September Issue 2012

By | Arts & Culture | Published 12 years ago

For a filmmaker who is known to make realistic films — here the term ‘realistic’ is being used most generously — Kabir Khan’s latest offering is an utter, confused mess-of-sorts. The main problem with Ek Tha Tiger is that it doesn’t know what it’s trying to be. Is it yet another mindless vehicle for its star, Salman Khan — which it clearly seems to be in the first half — or is it a love story, which it seems to become, quite unconvincingly, after the interval?

Tiger (Salman Khan) is a RAW agent who always ends up killing someone or the other while on a field mission. Therefore, he is given strict orders by his boss to only ‘observe’ on his next mission which is to check-out Indian scientist (Roshan Seth), who lives in Dublin and is suspected of supplying missile information to Pakistan. While keeping an eye on him, Tiger, quite predictably, falls in love with the scientist’s housekeeper, Zoya (Katrina Kaif), who in her free time is a performing arts student at Trinity College.

Tiger is caught in a dilemma — he wants to find out about the scientist but is also repeatedly distracted by Zoya. Another RAW agent, Gopi, is also present in Dublin and tries to remind Tiger of his priorities. Gopi (Ranvir Shorey), seems more composed and focused, which begs the question, why hasn’t he been put on the mission?
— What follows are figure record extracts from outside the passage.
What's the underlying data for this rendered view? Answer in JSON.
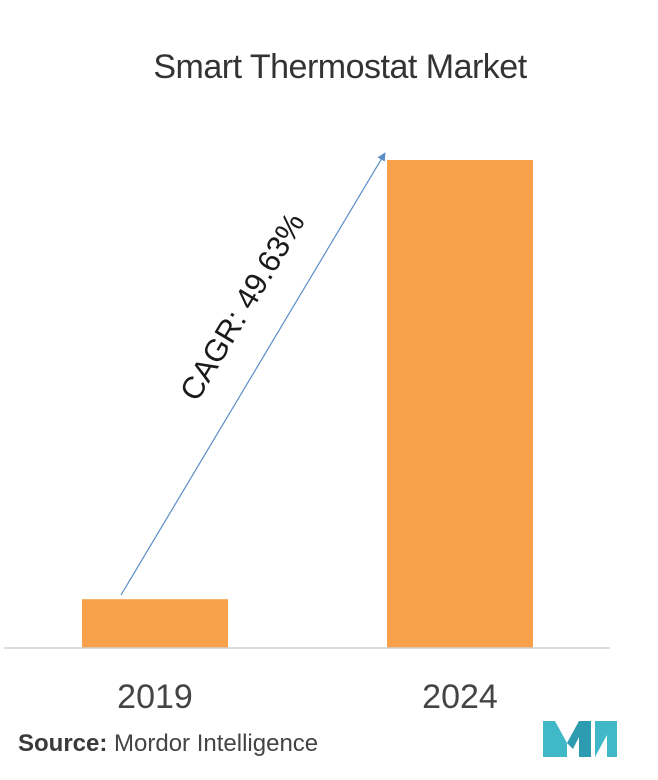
{
  "chart_data": {
    "type": "bar",
    "title": "Smart Thermostat Market",
    "categories": [
      "2019",
      "2024"
    ],
    "values": [
      10,
      100
    ],
    "ylim": [
      0,
      100
    ],
    "xlabel": "",
    "ylabel": "",
    "grid": false,
    "bar_color": "#F9A04A",
    "annotation": {
      "text": "CAGR: 49.63%",
      "color": "#5B8FC7"
    }
  },
  "source": {
    "label": "Source:",
    "text": "Mordor Intelligence"
  },
  "logo": {
    "icon": "mordor-intelligence-logo",
    "color": "#41B8C8"
  }
}
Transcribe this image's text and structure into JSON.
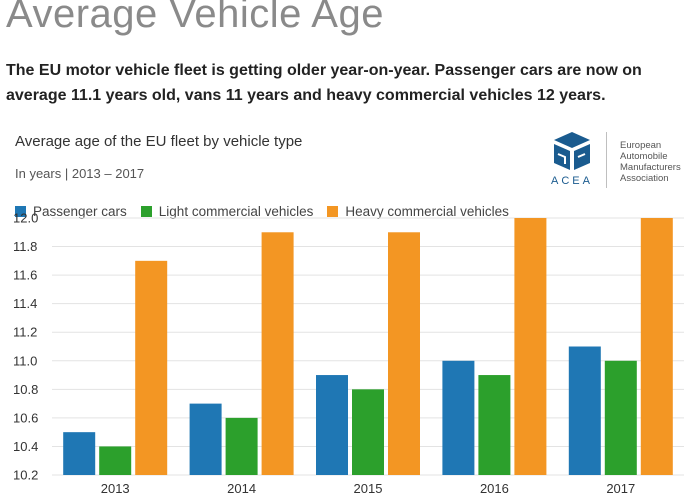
{
  "page": {
    "title": "Average Vehicle Age",
    "intro": "The EU motor vehicle fleet is getting older year-on-year. Passenger cars are now on average 11.1 years old, vans 11 years and heavy commercial vehicles 12 years."
  },
  "logo": {
    "acronym": "ACEA",
    "name_lines": [
      "European",
      "Automobile",
      "Manufacturers",
      "Association"
    ],
    "color": "#1a5b8f"
  },
  "chart_data": {
    "type": "bar",
    "title": "Average age of the EU fleet by vehicle type",
    "subtitle": "In years | 2013 – 2017",
    "xlabel": "",
    "ylabel": "",
    "ylim": [
      10.2,
      12.0
    ],
    "yticks": [
      "12.0",
      "11.8",
      "11.6",
      "11.4",
      "11.2",
      "11.0",
      "10.8",
      "10.6",
      "10.4",
      "10.2"
    ],
    "grid": true,
    "legend_position": "top-left",
    "categories": [
      "2013",
      "2014",
      "2015",
      "2016",
      "2017"
    ],
    "series": [
      {
        "name": "Passenger cars",
        "color": "#1f77b4",
        "values": [
          10.5,
          10.7,
          10.9,
          11.0,
          11.1
        ]
      },
      {
        "name": "Light commercial vehicles",
        "color": "#2ca02c",
        "values": [
          10.4,
          10.6,
          10.8,
          10.9,
          11.0
        ]
      },
      {
        "name": "Heavy commercial vehicles",
        "color": "#f39623",
        "values": [
          11.7,
          11.9,
          11.9,
          12.0,
          12.0
        ]
      }
    ]
  }
}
While the film borders on incredulity in the first half, things just get worse in the second. The supposed twist that Zoya is an ISI agent is incredibly stupid. This isn’t a spoiler, its kind of a given — from the moment she mentions her father’s name as Nazar Jung and does not openly reciprocate Tiger’s feelings. Something is fishy, only to be confirmed a little while later. It appears that she is on a mission of her own! Things then take a turn for the weird and bizarre after the interval, especially when the respective RAW and ISI agents meet at a UN peace conference. They also dance aboard a yacht with each other because ‘all the other countries are doing it.’ And one wonders why RAW and ISI are representating India and Pakistan at a UN peace conference?

Now, Ek Tha Tiger has a few good things too. The cinematography and production value is of a high standard and Kabir Khan knows how to shoot action sequences. Nonetheless, what can one say about a film where the first 15 minutes are laden with countless slow-motion shots of Salman Khan fighting or walking. Also, how often do we need him breaking the fourth wall and giving us flashbacks for comic relief?

Ek Tha Tiger has been banned in Pakistan, which frankly, is surprising. While the exact reasons as to why the censor board objected are unknown, the film isn’t really demeaning to Pakistan. There are suggestive scenes where the ISI is portrayed in a negative light, but so is India’s RAW. The whole point of the film is to display the similarities between the two agencies and, cinematically speaking, one isn’t able to tell ISI and RAW agents apart in the climax. While a false sense of peace between India and Pakistan doesn’t really work — because it’s being spoon-fed to the viewer rather than explored — the film isn’t disrespectful to anyone. Whether Pakistani sentiments have been hurt in Ek Tha Tiger is a non-issue and if one is truly offended, then one is reading too much into the scenes, because the film is, in its entirety, insignificant.